Error when using Lemmatization and Tf- Idf calculation on Twitter data frame in Python


I have a data frame of tweets and I'm trying to calculate Tf-Idf on the lemmatized 'tweet' column. I have a problem with the results of the lemmatization and I'm getting an error when trying to calculate the Tf-Idf.

Below is my code:

w_tokenizer = nltk.tokenize.WhitespaceTokenizer()
lemmatizer=WordNetLemmatizer()

def lemmatize_text(tweet):
    return [lemmatizer.lemmatize(w) for w in w_tokenizer.tokenize(tweet)]

df['tweet_lemmatized'] = df['tweet'].apply(lemmatize_text)
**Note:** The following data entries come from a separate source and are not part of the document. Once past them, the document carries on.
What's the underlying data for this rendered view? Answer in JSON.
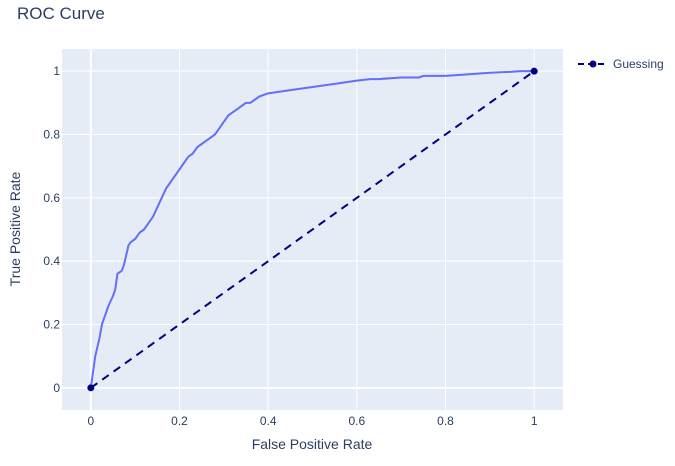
{
  "chart_data": {
    "type": "line",
    "title": "ROC Curve",
    "xlabel": "False Positive Rate",
    "ylabel": "True Positive Rate",
    "xlim": [
      -0.065,
      1.065
    ],
    "ylim": [
      -0.07,
      1.07
    ],
    "x_ticks": [
      0,
      0.2,
      0.4,
      0.6,
      0.8,
      1
    ],
    "x_tick_labels": [
      "0",
      "0.2",
      "0.4",
      "0.6",
      "0.8",
      "1"
    ],
    "y_ticks": [
      0,
      0.2,
      0.4,
      0.6,
      0.8,
      1
    ],
    "y_tick_labels": [
      "0",
      "0.2",
      "0.4",
      "0.6",
      "0.8",
      "1"
    ],
    "grid": true,
    "legend_position": "top-right",
    "series": [
      {
        "mode": "line",
        "color": "#636efa",
        "x": [
          0,
          0.005,
          0.01,
          0.015,
          0.02,
          0.025,
          0.03,
          0.04,
          0.05,
          0.055,
          0.06,
          0.07,
          0.075,
          0.08,
          0.085,
          0.09,
          0.1,
          0.11,
          0.12,
          0.13,
          0.14,
          0.15,
          0.16,
          0.17,
          0.18,
          0.19,
          0.2,
          0.21,
          0.22,
          0.23,
          0.24,
          0.25,
          0.26,
          0.27,
          0.28,
          0.29,
          0.3,
          0.31,
          0.32,
          0.33,
          0.34,
          0.35,
          0.36,
          0.37,
          0.38,
          0.39,
          0.4,
          0.45,
          0.5,
          0.55,
          0.6,
          0.63,
          0.65,
          0.7,
          0.74,
          0.75,
          0.8,
          0.85,
          0.9,
          0.95,
          0.97,
          1.0
        ],
        "y": [
          0,
          0.05,
          0.1,
          0.13,
          0.16,
          0.2,
          0.22,
          0.26,
          0.29,
          0.31,
          0.36,
          0.37,
          0.39,
          0.42,
          0.45,
          0.46,
          0.47,
          0.49,
          0.5,
          0.52,
          0.54,
          0.57,
          0.6,
          0.63,
          0.65,
          0.67,
          0.69,
          0.71,
          0.73,
          0.74,
          0.76,
          0.77,
          0.78,
          0.79,
          0.8,
          0.82,
          0.84,
          0.86,
          0.87,
          0.88,
          0.89,
          0.9,
          0.9,
          0.91,
          0.92,
          0.925,
          0.93,
          0.94,
          0.95,
          0.96,
          0.97,
          0.975,
          0.975,
          0.98,
          0.98,
          0.985,
          0.985,
          0.99,
          0.995,
          0.998,
          1.0,
          1.0
        ]
      },
      {
        "name": "Guessing",
        "mode": "lines+markers",
        "dash": "dash",
        "color": "#000080",
        "x": [
          0,
          1
        ],
        "y": [
          0,
          1
        ]
      }
    ]
  }
}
This is an example of the data frame with the new column 'tweet_lemmatized':

  target       tweet_lemmatized
    0        [believe, department, year, released, hoping]
    1        [huge, expected, tomorrow, night, beginning]

It didn't work well because there are words like 'hoping', 'beginning' in the column.
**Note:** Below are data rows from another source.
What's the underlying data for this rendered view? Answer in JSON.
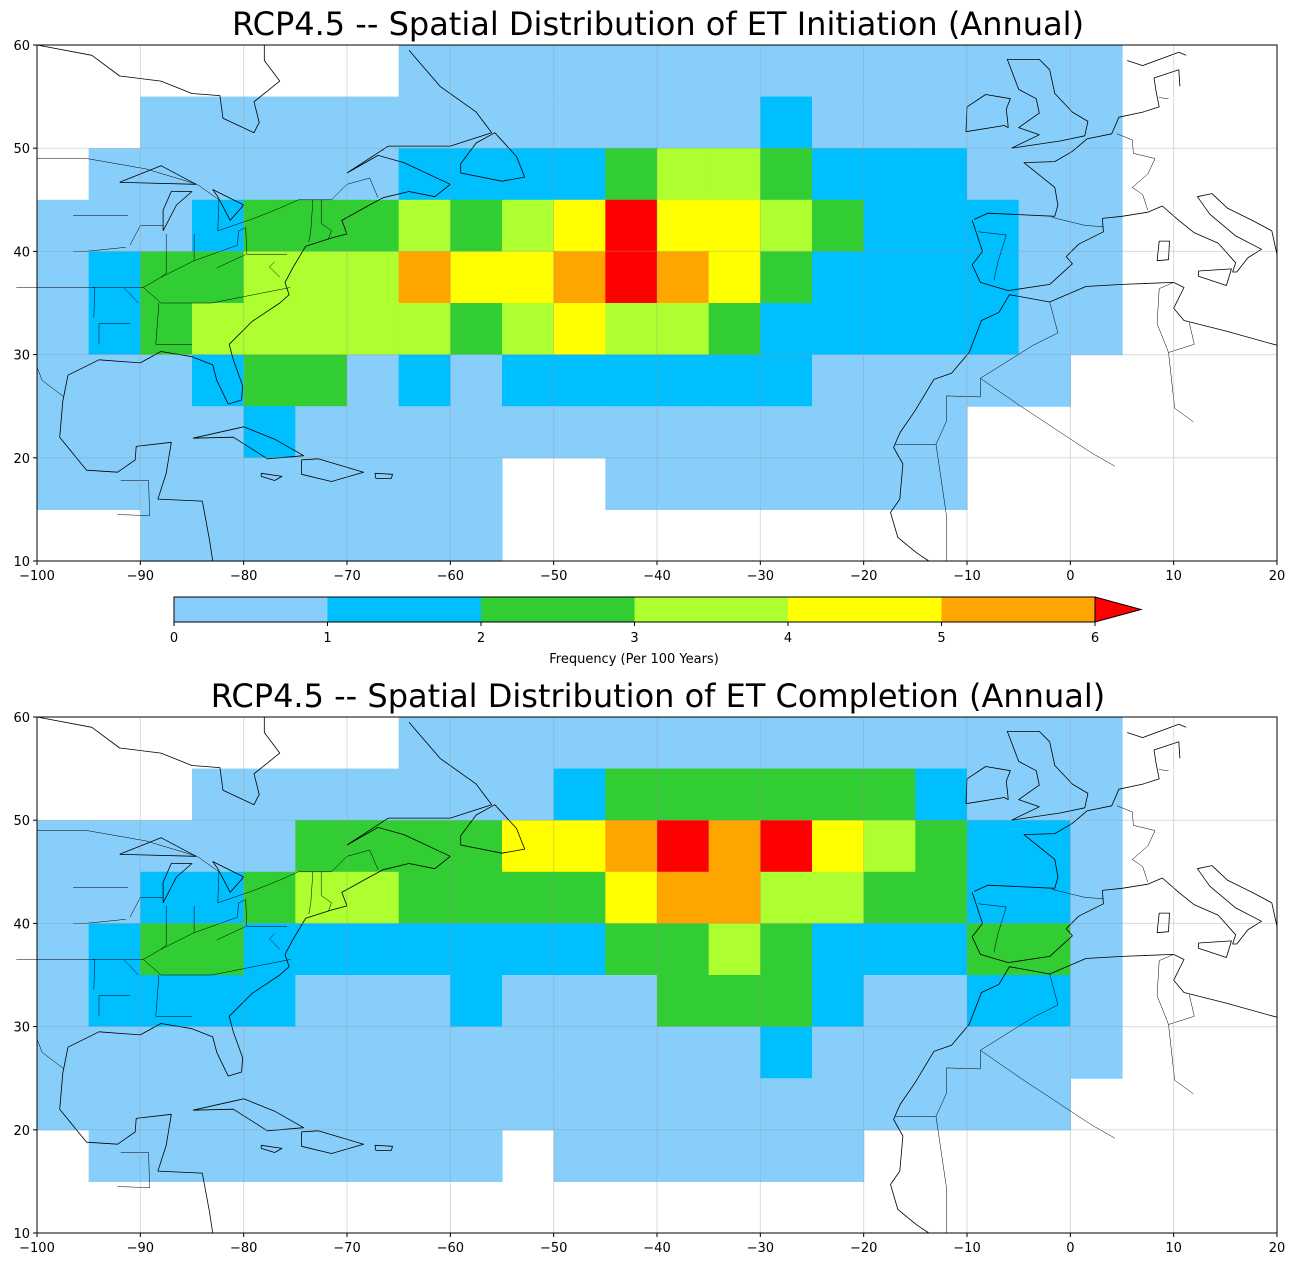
{
  "colorbar": {
    "label": "Frequency (Per 100 Years)",
    "ticks": [
      0,
      1,
      2,
      3,
      4,
      5,
      6
    ],
    "colors": [
      "#87cefa",
      "#00bfff",
      "#32cd32",
      "#adff2f",
      "#ffff00",
      "#ffa500"
    ],
    "over_color": "#ff0000",
    "extend": "max"
  },
  "chart_data": [
    {
      "type": "heatmap",
      "title": "RCP4.5 -- Spatial Distribution of ET Initiation (Annual)",
      "xlim": [
        -100,
        20
      ],
      "ylim": [
        10,
        60
      ],
      "xticks": [
        -100,
        -90,
        -80,
        -70,
        -60,
        -50,
        -40,
        -30,
        -20,
        -10,
        0,
        10,
        20
      ],
      "yticks": [
        10,
        20,
        30,
        40,
        50,
        60
      ],
      "grid": true,
      "cell_size_deg": 5,
      "value_encoding": "0:[0,1) 1:[1,2) 2:[2,3) 3:[3,4) 4:[4,5) 5:[5,6) 6:>6, -1:no data",
      "lon_start": -100,
      "lat_rows_north_to_south": [
        55,
        50,
        45,
        40,
        35,
        30,
        25,
        20,
        15,
        10
      ],
      "cells": [
        [
          -1,
          -1,
          -1,
          -1,
          -1,
          -1,
          -1,
          0,
          0,
          0,
          0,
          0,
          0,
          0,
          0,
          0,
          0,
          0,
          0,
          0,
          0,
          -1,
          -1,
          -1
        ],
        [
          -1,
          -1,
          0,
          0,
          0,
          0,
          0,
          0,
          0,
          0,
          0,
          0,
          0,
          0,
          1,
          0,
          0,
          0,
          0,
          0,
          0,
          -1,
          -1,
          -1
        ],
        [
          -1,
          0,
          0,
          0,
          0,
          0,
          0,
          1,
          1,
          1,
          1,
          2,
          3,
          3,
          2,
          1,
          1,
          1,
          0,
          0,
          0,
          -1,
          -1,
          -1
        ],
        [
          0,
          0,
          0,
          1,
          2,
          2,
          2,
          3,
          2,
          3,
          4,
          6,
          4,
          4,
          3,
          2,
          1,
          1,
          1,
          0,
          0,
          -1,
          -1,
          -1
        ],
        [
          0,
          1,
          2,
          2,
          3,
          3,
          3,
          5,
          4,
          4,
          5,
          6,
          5,
          4,
          2,
          1,
          1,
          1,
          1,
          0,
          0,
          -1,
          -1,
          -1
        ],
        [
          0,
          1,
          2,
          3,
          3,
          3,
          3,
          3,
          2,
          3,
          4,
          3,
          3,
          2,
          1,
          1,
          1,
          1,
          1,
          0,
          0,
          -1,
          -1,
          -1
        ],
        [
          0,
          0,
          0,
          1,
          2,
          2,
          0,
          1,
          0,
          1,
          1,
          1,
          1,
          1,
          1,
          0,
          0,
          0,
          0,
          0,
          -1,
          -1,
          -1,
          -1
        ],
        [
          0,
          0,
          0,
          0,
          1,
          0,
          0,
          0,
          0,
          0,
          0,
          0,
          0,
          0,
          0,
          0,
          0,
          0,
          -1,
          -1,
          -1,
          -1,
          -1,
          -1
        ],
        [
          0,
          0,
          0,
          0,
          0,
          0,
          0,
          0,
          0,
          -1,
          -1,
          0,
          0,
          0,
          0,
          0,
          0,
          0,
          -1,
          -1,
          -1,
          -1,
          -1,
          -1
        ],
        [
          -1,
          -1,
          0,
          0,
          0,
          0,
          0,
          0,
          0,
          -1,
          -1,
          -1,
          -1,
          -1,
          -1,
          -1,
          -1,
          -1,
          -1,
          -1,
          -1,
          -1,
          -1,
          -1
        ]
      ]
    },
    {
      "type": "heatmap",
      "title": "RCP4.5 -- Spatial Distribution of ET Completion (Annual)",
      "xlim": [
        -100,
        20
      ],
      "ylim": [
        10,
        60
      ],
      "xticks": [
        -100,
        -90,
        -80,
        -70,
        -60,
        -50,
        -40,
        -30,
        -20,
        -10,
        0,
        10,
        20
      ],
      "yticks": [
        10,
        20,
        30,
        40,
        50,
        60
      ],
      "grid": true,
      "cell_size_deg": 5,
      "value_encoding": "0:[0,1) 1:[1,2) 2:[2,3) 3:[3,4) 4:[4,5) 5:[5,6) 6:>6, -1:no data",
      "lon_start": -100,
      "lat_rows_north_to_south": [
        55,
        50,
        45,
        40,
        35,
        30,
        25,
        20,
        15,
        10
      ],
      "cells": [
        [
          -1,
          -1,
          -1,
          -1,
          -1,
          -1,
          -1,
          0,
          0,
          0,
          0,
          0,
          0,
          0,
          0,
          0,
          0,
          0,
          0,
          0,
          0,
          -1,
          -1,
          -1
        ],
        [
          -1,
          -1,
          -1,
          0,
          0,
          0,
          0,
          0,
          0,
          0,
          1,
          2,
          2,
          2,
          2,
          2,
          2,
          1,
          0,
          0,
          0,
          -1,
          -1,
          -1
        ],
        [
          0,
          0,
          0,
          0,
          0,
          2,
          2,
          2,
          2,
          4,
          4,
          5,
          6,
          5,
          6,
          4,
          3,
          2,
          1,
          1,
          0,
          -1,
          -1,
          -1
        ],
        [
          0,
          0,
          1,
          1,
          2,
          3,
          3,
          2,
          2,
          2,
          2,
          4,
          5,
          5,
          3,
          3,
          2,
          2,
          1,
          1,
          0,
          -1,
          -1,
          -1
        ],
        [
          0,
          1,
          2,
          2,
          1,
          1,
          1,
          1,
          1,
          1,
          1,
          2,
          2,
          3,
          2,
          1,
          1,
          1,
          2,
          2,
          0,
          -1,
          -1,
          -1
        ],
        [
          0,
          1,
          1,
          1,
          1,
          0,
          0,
          0,
          1,
          0,
          0,
          0,
          2,
          2,
          2,
          1,
          0,
          0,
          1,
          1,
          0,
          -1,
          -1,
          -1
        ],
        [
          0,
          0,
          0,
          0,
          0,
          0,
          0,
          0,
          0,
          0,
          0,
          0,
          0,
          0,
          1,
          0,
          0,
          0,
          0,
          0,
          0,
          -1,
          -1,
          -1
        ],
        [
          0,
          0,
          0,
          0,
          0,
          0,
          0,
          0,
          0,
          0,
          0,
          0,
          0,
          0,
          0,
          0,
          0,
          0,
          0,
          0,
          -1,
          -1,
          -1,
          -1
        ],
        [
          -1,
          0,
          0,
          0,
          0,
          0,
          0,
          0,
          0,
          -1,
          0,
          0,
          0,
          0,
          0,
          0,
          -1,
          -1,
          -1,
          -1,
          -1,
          -1,
          -1,
          -1
        ],
        [
          -1,
          -1,
          -1,
          -1,
          -1,
          -1,
          -1,
          -1,
          -1,
          -1,
          -1,
          -1,
          -1,
          -1,
          -1,
          -1,
          -1,
          -1,
          -1,
          -1,
          -1,
          -1,
          -1,
          -1
        ]
      ]
    }
  ]
}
My first question- How can I improve the lemmatization?

Now I want to calculate the Tf- Idf for this column and produce new columns in my data frame with the top words.

This is my code for the Tf-Idf: I want to add the top words to my original data frame 'df'.
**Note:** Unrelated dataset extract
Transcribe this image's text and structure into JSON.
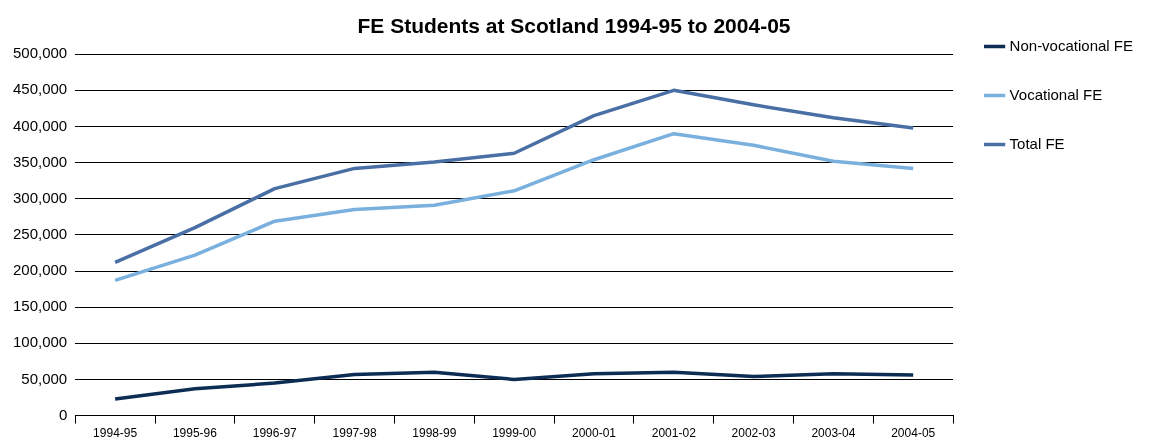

from sklearn.feature_extraction.text import TfidfVectorizer, ENGLISH_STOP_WORDS

tfidf= TfidfVectorizer(ngram_range=(1,2), max_features=100,  
       stop_words=ENGLISH_STOP_WORDS).fit(df.tweet_lemmatized)

tfidf_tweet = tfidf.transform(df.tweet_lemmatized)

result=pd.DataFrame(tfidf_tweet.toarray(), columns=tfidf.get_feature_names())

This is the error I got:

AttributeError: 'list' object has no attribute 'lower'

Solution

  • TfidfVectorizer.fit takes string input not list(your df.tweet_lemmatized data should contain strings not lists). For the better lemmatization, you can use nltk.pos_tag to get parts of speech and then lemmatize words based on their tag, for example:

    lemmatizer.lemmatize(word, 'v')
    

    This way it will lemmatize word considering it is a verb.